Amazon liked what it saw with customer engagement and its Prime Video service in the fiscal year and fourth quarter (ended Dec. 31), and will continue investing heavily in the service, according to Amazon CFO Brian Olsavsky.
The company saw a “doubling” of Prime video usage hours in 2016 and “our customers have responded really well to the shows that we’ve created,” he said on an earnings call Feb. 2. At the same time, Amazon is pleased with the studios and other content partners it’s been able to work with for the video service, he told analysts.
Amazon expanded Prime Video globally to more than 200 countries in December. Partially as a result of that, Amazon’s investment in video “did step up in the second half of last year, including marketing — and that will continue in 2017 and likely beyond,” Olsavsky said. Original content for Prime Video is a “fixed cost expense” now, he also said, adding: “The more we can amortize it over a large base, the better off we’ll be.”
But Amazon shares were down 3.04% at $814.49 in early afternoon trading Feb. 3, at least in part because revenue came in somewhat lower than analysts had projected.
Although Amazon revenue was “a bit light of consensus” analysts’ estimates, Baird Equity Research analyst Colin Sebastian said in a Feb. 3 research note that gross margin and consolidated segment operating income were higher than his estimates, “largely due to favorable segment mix” and margin expansion in the company’s Amazon Web Services cloud business.
Sales continued to grow in Amazon Web Services during the fourth quarter, increasing to $3.5 billion from $2.4 billion a year earlier. But analysts had been expecting somewhat stronger growth than that.
At least some of the slower-than-expected growth in Amazon Web Services revenue can be chalked up to the seven price cuts that Olsavsky said Amazon made in its cloud service offerings in the fourth quarter. “About a third of the impact” from the price cutting “was seen in Q4,” he said, but added: “That’s going to be constant in this business. We’ve been pretty clear that this business is all about creating new functionality for customers, giving price cuts and then working on the operating efficiencies.” Therefore, Amazon was “very pleased with Q4 and the pace of the business,” he said, noting that new services and features last year totaled more than 1,000 versus 700 in 2015. “So, we continue to innovate on behalf of customers,” he said, pointing out that large customers now include Salesforce.
Amazon also continues to invest heavily in its artificial intelligence (AI)-driven Alexa Voice Service that’s featured in several devices by the company and now third-party manufacturers as well.
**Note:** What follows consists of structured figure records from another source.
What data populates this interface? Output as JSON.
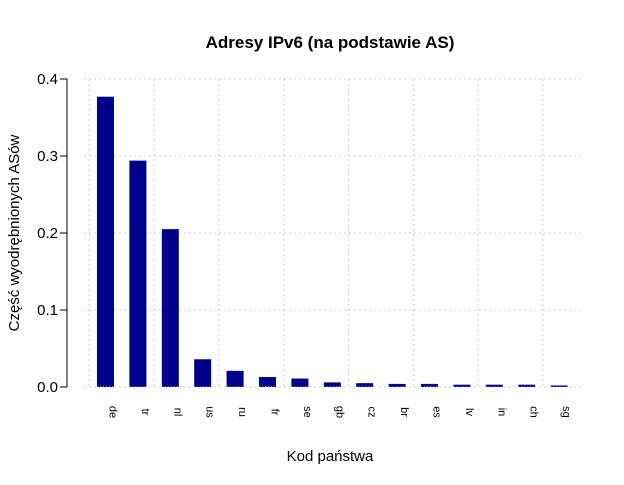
{
  "chart_data": {
    "type": "bar",
    "title": "Adresy IPv6 (na podstawie AS)",
    "xlabel": "Kod państwa",
    "ylabel": "Część wyodrębnionych ASów",
    "categories": [
      "de",
      "tr",
      "nl",
      "us",
      "ru",
      "fr",
      "se",
      "gb",
      "cz",
      "br",
      "es",
      "lv",
      "in",
      "ch",
      "sg"
    ],
    "values": [
      0.377,
      0.294,
      0.205,
      0.036,
      0.021,
      0.013,
      0.011,
      0.006,
      0.005,
      0.004,
      0.004,
      0.003,
      0.003,
      0.003,
      0.002
    ],
    "ylim": [
      0,
      0.4
    ],
    "yticks": [
      "0.0",
      "0.1",
      "0.2",
      "0.3",
      "0.4"
    ],
    "ytick_values": [
      0,
      0.1,
      0.2,
      0.3,
      0.4
    ],
    "grid": true,
    "bar_color": "#00008B",
    "grid_color": "#cccccc"
  }
}
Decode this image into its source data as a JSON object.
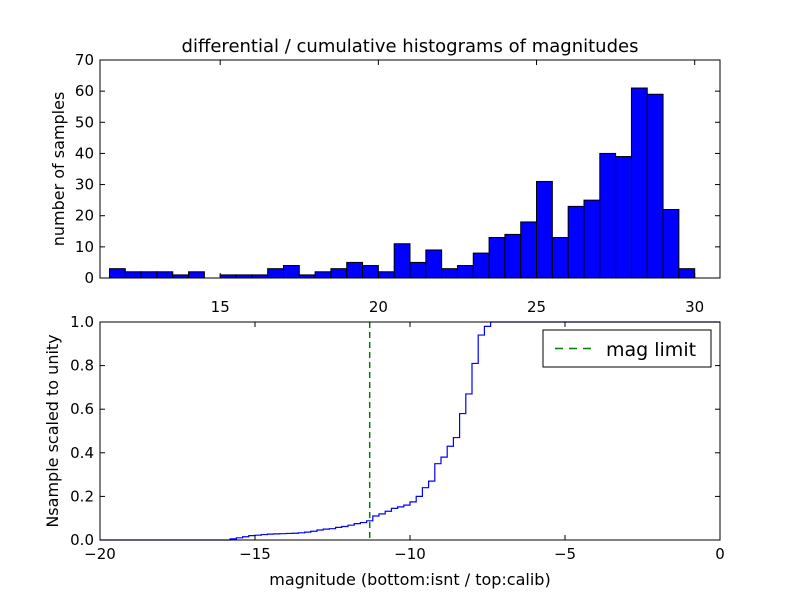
{
  "title": "differential / cumulative histograms of magnitudes",
  "colors": {
    "bar": "#0000ff",
    "step": "#0000ff",
    "limit": "#007f00",
    "axes": "#000000"
  },
  "chart_data": [
    {
      "type": "bar",
      "title": "differential / cumulative histograms of magnitudes",
      "xlabel": "",
      "ylabel": "number of samples",
      "xlim": [
        11.2,
        30.8
      ],
      "ylim": [
        0,
        70
      ],
      "xticks": [
        15,
        20,
        25,
        30
      ],
      "yticks": [
        0,
        10,
        20,
        30,
        40,
        50,
        60,
        70
      ],
      "x_tick_position": "top-of-lower-panel",
      "bin_edges": [
        11.5,
        12.0,
        12.5,
        13.0,
        13.5,
        14.0,
        14.5,
        15.0,
        15.5,
        16.0,
        16.5,
        17.0,
        17.5,
        18.0,
        18.5,
        19.0,
        19.5,
        20.0,
        20.5,
        21.0,
        21.5,
        22.0,
        22.5,
        23.0,
        23.5,
        24.0,
        24.5,
        25.0,
        25.5,
        26.0,
        26.5,
        27.0,
        27.5,
        28.0,
        28.5,
        29.0,
        29.5,
        30.0
      ],
      "values": [
        3,
        2,
        2,
        2,
        1,
        2,
        0,
        1,
        1,
        1,
        3,
        4,
        1,
        2,
        3,
        5,
        4,
        2,
        11,
        5,
        9,
        3,
        4,
        8,
        13,
        14,
        18,
        31,
        13,
        23,
        25,
        40,
        39,
        61,
        59,
        22,
        3
      ],
      "grid": false
    },
    {
      "type": "line",
      "xlabel": "magnitude (bottom:isnt / top:calib)",
      "ylabel": "Nsample scaled to unity",
      "xlim": [
        -20,
        0
      ],
      "ylim": [
        0,
        1.0
      ],
      "xticks": [
        -20,
        -15,
        -10,
        -5,
        0
      ],
      "xtick_labels": [
        "−20",
        "−15",
        "−10",
        "−5",
        "0"
      ],
      "yticks": [
        0.0,
        0.2,
        0.4,
        0.6,
        0.8,
        1.0
      ],
      "ytick_labels": [
        "0.0",
        "0.2",
        "0.4",
        "0.6",
        "0.8",
        "1.0"
      ],
      "series": [
        {
          "style": "step",
          "x": [
            -20.0,
            -15.8,
            -15.6,
            -15.4,
            -15.2,
            -15.0,
            -14.8,
            -14.6,
            -14.4,
            -14.2,
            -14.0,
            -13.8,
            -13.6,
            -13.4,
            -13.2,
            -13.0,
            -12.8,
            -12.6,
            -12.4,
            -12.2,
            -12.0,
            -11.8,
            -11.6,
            -11.4,
            -11.2,
            -11.0,
            -10.8,
            -10.6,
            -10.4,
            -10.2,
            -10.0,
            -9.8,
            -9.6,
            -9.4,
            -9.2,
            -9.0,
            -8.8,
            -8.6,
            -8.4,
            -8.2,
            -8.0,
            -7.8,
            -7.6,
            -7.4,
            -7.2,
            -7.0,
            -6.8,
            -6.6
          ],
          "y": [
            0.0,
            0.005,
            0.01,
            0.015,
            0.02,
            0.022,
            0.025,
            0.027,
            0.028,
            0.029,
            0.03,
            0.031,
            0.033,
            0.036,
            0.04,
            0.046,
            0.05,
            0.052,
            0.058,
            0.062,
            0.068,
            0.075,
            0.08,
            0.088,
            0.11,
            0.12,
            0.132,
            0.145,
            0.152,
            0.16,
            0.175,
            0.2,
            0.24,
            0.27,
            0.35,
            0.38,
            0.43,
            0.47,
            0.58,
            0.67,
            0.81,
            0.94,
            0.98,
            1.0,
            1.0,
            1.0,
            1.0,
            1.0
          ]
        },
        {
          "name": "mag limit",
          "style": "dashed-vertical",
          "x_value": -11.3
        }
      ],
      "legend": {
        "placement": "top-right",
        "entries": [
          "mag limit"
        ]
      },
      "grid": false
    }
  ]
}
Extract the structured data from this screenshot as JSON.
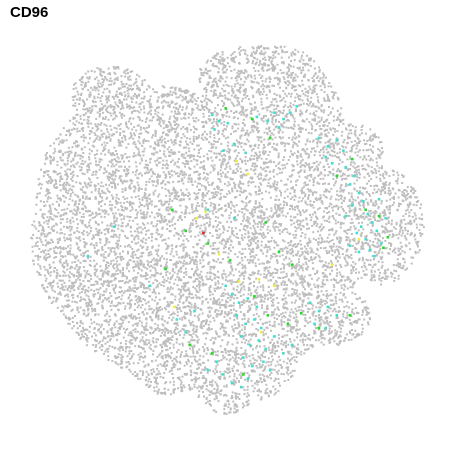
{
  "chart_data": {
    "type": "scatter",
    "title": "CD96",
    "xlabel": "",
    "ylabel": "",
    "axes_visible": false,
    "grid": false,
    "legend": "none",
    "xlim": [
      -45,
      45
    ],
    "ylim": [
      -45,
      45
    ],
    "colors": {
      "background_cell": "#bebebe",
      "low": "#40e0d0",
      "mid": "#22dd22",
      "high": "#eeee44",
      "max": "#dd2222"
    },
    "groups": [
      {
        "name": "",
        "color": "#40e0d0",
        "points": [
          [
            -4.0,
            28.5
          ],
          [
            -2.5,
            27.0
          ],
          [
            -3.5,
            25.0
          ],
          [
            -0.5,
            26.5
          ],
          [
            6.0,
            28.0
          ],
          [
            8.5,
            27.0
          ],
          [
            10.0,
            29.0
          ],
          [
            12.0,
            27.5
          ],
          [
            13.5,
            29.0
          ],
          [
            15.0,
            30.5
          ],
          [
            11.0,
            25.5
          ],
          [
            -1.5,
            20.0
          ],
          [
            1.0,
            21.5
          ],
          [
            3.5,
            19.5
          ],
          [
            20.0,
            23.0
          ],
          [
            22.0,
            21.0
          ],
          [
            24.0,
            22.5
          ],
          [
            21.5,
            18.5
          ],
          [
            25.5,
            20.0
          ],
          [
            23.0,
            17.0
          ],
          [
            26.0,
            16.0
          ],
          [
            28.0,
            14.0
          ],
          [
            27.0,
            12.0
          ],
          [
            29.0,
            10.0
          ],
          [
            30.0,
            8.0
          ],
          [
            27.5,
            7.0
          ],
          [
            31.0,
            5.0
          ],
          [
            32.0,
            3.0
          ],
          [
            29.5,
            2.0
          ],
          [
            33.0,
            1.0
          ],
          [
            30.5,
            -1.0
          ],
          [
            28.5,
            0.5
          ],
          [
            34.0,
            -2.0
          ],
          [
            31.5,
            -3.5
          ],
          [
            29.0,
            -4.0
          ],
          [
            32.5,
            -5.0
          ],
          [
            27.0,
            -2.5
          ],
          [
            35.0,
            4.0
          ],
          [
            33.5,
            8.5
          ],
          [
            26.0,
            4.5
          ],
          [
            -1.0,
            -12.0
          ],
          [
            0.5,
            -14.0
          ],
          [
            2.0,
            -16.0
          ],
          [
            4.0,
            -15.0
          ],
          [
            6.0,
            -17.0
          ],
          [
            1.5,
            -19.0
          ],
          [
            3.5,
            -21.0
          ],
          [
            5.5,
            -20.0
          ],
          [
            7.0,
            -22.0
          ],
          [
            2.5,
            -24.0
          ],
          [
            4.5,
            -26.0
          ],
          [
            6.5,
            -25.0
          ],
          [
            8.0,
            -27.0
          ],
          [
            3.0,
            -29.0
          ],
          [
            5.0,
            -31.0
          ],
          [
            7.5,
            -30.0
          ],
          [
            9.0,
            -32.0
          ],
          [
            -1.5,
            -33.0
          ],
          [
            0.5,
            -35.0
          ],
          [
            2.5,
            -36.0
          ],
          [
            4.0,
            -34.0
          ],
          [
            -3.0,
            -30.0
          ],
          [
            -5.0,
            -32.0
          ],
          [
            10.0,
            -24.0
          ],
          [
            12.0,
            -28.0
          ],
          [
            14.0,
            -26.0
          ],
          [
            18.0,
            -16.0
          ],
          [
            20.0,
            -18.0
          ],
          [
            22.0,
            -17.0
          ],
          [
            24.0,
            -19.0
          ],
          [
            19.0,
            -21.0
          ],
          [
            21.5,
            -22.0
          ],
          [
            -8.0,
            -18.0
          ],
          [
            -10.0,
            -23.0
          ],
          [
            -12.0,
            -20.0
          ],
          [
            -32.0,
            -5.0
          ],
          [
            -26.0,
            2.0
          ],
          [
            -18.0,
            -12.0
          ],
          [
            -5.0,
            6.0
          ],
          [
            1.0,
            4.0
          ]
        ]
      },
      {
        "name": "",
        "color": "#22dd22",
        "points": [
          [
            -1.0,
            30.0
          ],
          [
            5.0,
            27.5
          ],
          [
            9.0,
            23.0
          ],
          [
            -13.0,
            6.0
          ],
          [
            -10.0,
            1.0
          ],
          [
            -5.0,
            -2.0
          ],
          [
            8.0,
            3.0
          ],
          [
            11.0,
            -4.0
          ],
          [
            14.0,
            -7.0
          ],
          [
            5.5,
            -14.5
          ],
          [
            8.5,
            -19.0
          ],
          [
            13.0,
            -21.0
          ],
          [
            16.0,
            -18.5
          ],
          [
            27.0,
            -19.0
          ],
          [
            20.0,
            -22.0
          ],
          [
            30.5,
            6.0
          ],
          [
            33.5,
            4.5
          ],
          [
            35.5,
            -0.5
          ],
          [
            34.5,
            -3.0
          ],
          [
            24.0,
            14.0
          ],
          [
            27.5,
            18.0
          ],
          [
            -9.0,
            -26.0
          ],
          [
            -4.0,
            -28.0
          ],
          [
            3.0,
            -33.0
          ],
          [
            -14.5,
            -8.0
          ],
          [
            0.0,
            -6.0
          ]
        ]
      },
      {
        "name": "",
        "color": "#eeee44",
        "points": [
          [
            -7.5,
            4.0
          ],
          [
            -5.5,
            5.5
          ],
          [
            -2.5,
            -4.5
          ],
          [
            2.0,
            -11.0
          ],
          [
            6.5,
            -10.5
          ],
          [
            10.0,
            -12.0
          ],
          [
            23.0,
            -7.0
          ],
          [
            29.0,
            -1.0
          ],
          [
            -12.5,
            -17.0
          ],
          [
            7.0,
            -23.0
          ],
          [
            4.0,
            14.5
          ],
          [
            1.5,
            17.5
          ]
        ]
      },
      {
        "name": "",
        "color": "#dd2222",
        "points": [
          [
            -6.0,
            0.5
          ]
        ]
      }
    ]
  }
}
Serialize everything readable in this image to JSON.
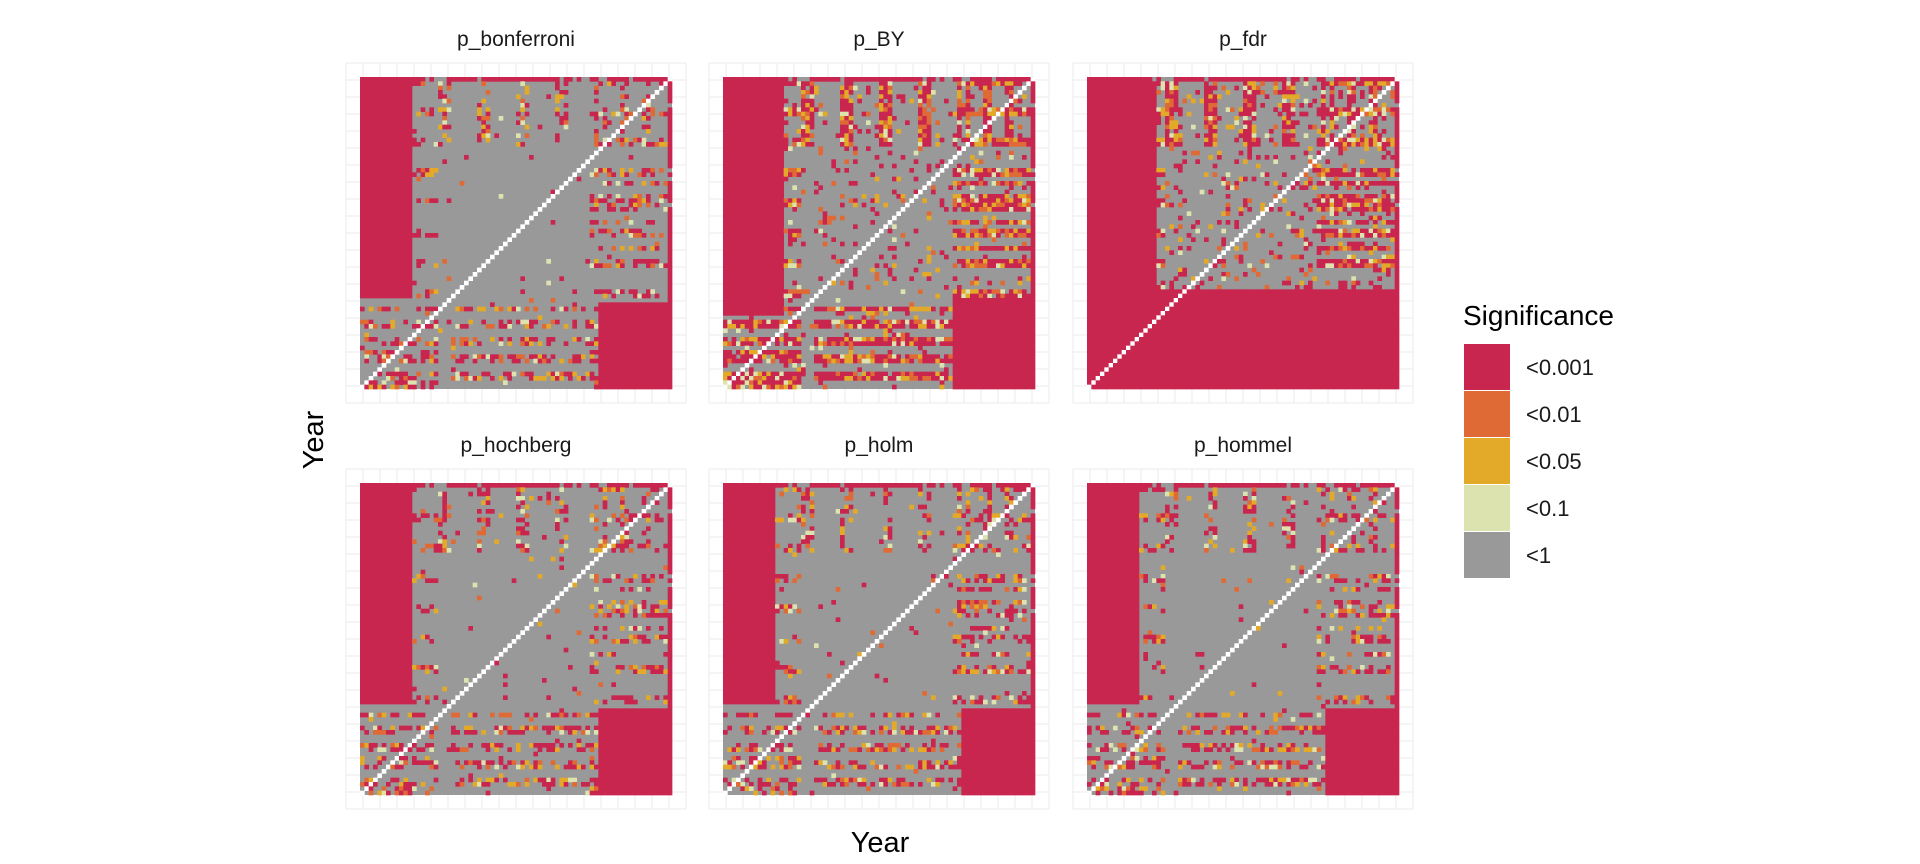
{
  "chart_data": {
    "type": "heatmap",
    "facet_layout": "2x3",
    "xlabel": "Year",
    "ylabel": "Year",
    "axis_tick_labels_shown": false,
    "grid": true,
    "legend": {
      "title": "Significance",
      "position": "right",
      "levels": [
        {
          "label": "<0.001",
          "color": "#C9264F"
        },
        {
          "label": "<0.01",
          "color": "#E06A35"
        },
        {
          "label": "<0.05",
          "color": "#E3AA2A"
        },
        {
          "label": "<0.1",
          "color": "#DDE3AF"
        },
        {
          "label": "<1",
          "color": "#999999"
        }
      ]
    },
    "diagonal_color": "#FFFFFF",
    "panels": [
      {
        "title": "p_bonferroni",
        "method": "bonferroni"
      },
      {
        "title": "p_BY",
        "method": "BY"
      },
      {
        "title": "p_fdr",
        "method": "fdr"
      },
      {
        "title": "p_hochberg",
        "method": "hochberg"
      },
      {
        "title": "p_holm",
        "method": "holm"
      },
      {
        "title": "p_hommel",
        "method": "hommel"
      }
    ]
  }
}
Those products include the Amazon Echo, one of the top-selling products this past holiday season.
Amazon also added Alexa capabilities to its tablets and Fire TV devices, which Olsavsky said “make the devices better and [also] builds engagement — not only with Echo and Alexa, but also with Amazon.”
“We’ve added 4,000 skills to Alexa since I last spoke to you in October and we’re working with a lot of major companies as they add abilities, too, for our customer base,” he told analysts. He added that “tens of thousands of developers are building new skills for Alexa, so the skills addition should continue, and — just as importantly — tens of thousands of developers are also using the Alexa Voice Service to help integrate Alexa into their products, which then creates a great network effect.”
It was “still very early days,” he said, when asked to quantify retail sales through Echo devices. Therefore, “that’s not material,” he said, but added: “The engagement is just like any other Prime benefit or investment that we have. We do look at engagement and we like the engagement of customers who have Echoes.” He went on to say that holiday season unit sales of Echo devices were nine times greater than they were a year earlier.
Although the $33.25 billion-$35.75 billion (14-23% growth) first-quarter forecast that Amazon provided was lower than what analysts had expected, RBC Capital Markets analyst Mark Mahaney said in a Feb. 3 research note that the projection “implies very consistent growth” for the company. Amazon’s wide $250 million-$900 million operating income estimate, meanwhile, was also lower than what analysts had expected and weaker than the $1.1 billion operating profit Amazon reported for its prior Q1. But Mahaney said Amazon’s guidance “reflects ongoing investment” in video, Alexa, its expansion in India and other areas of the company’s business.
Wedbush Securities analyst Michael Pachter said in a research note that he expected Amazon to “continue delivering substantial earnings growth.”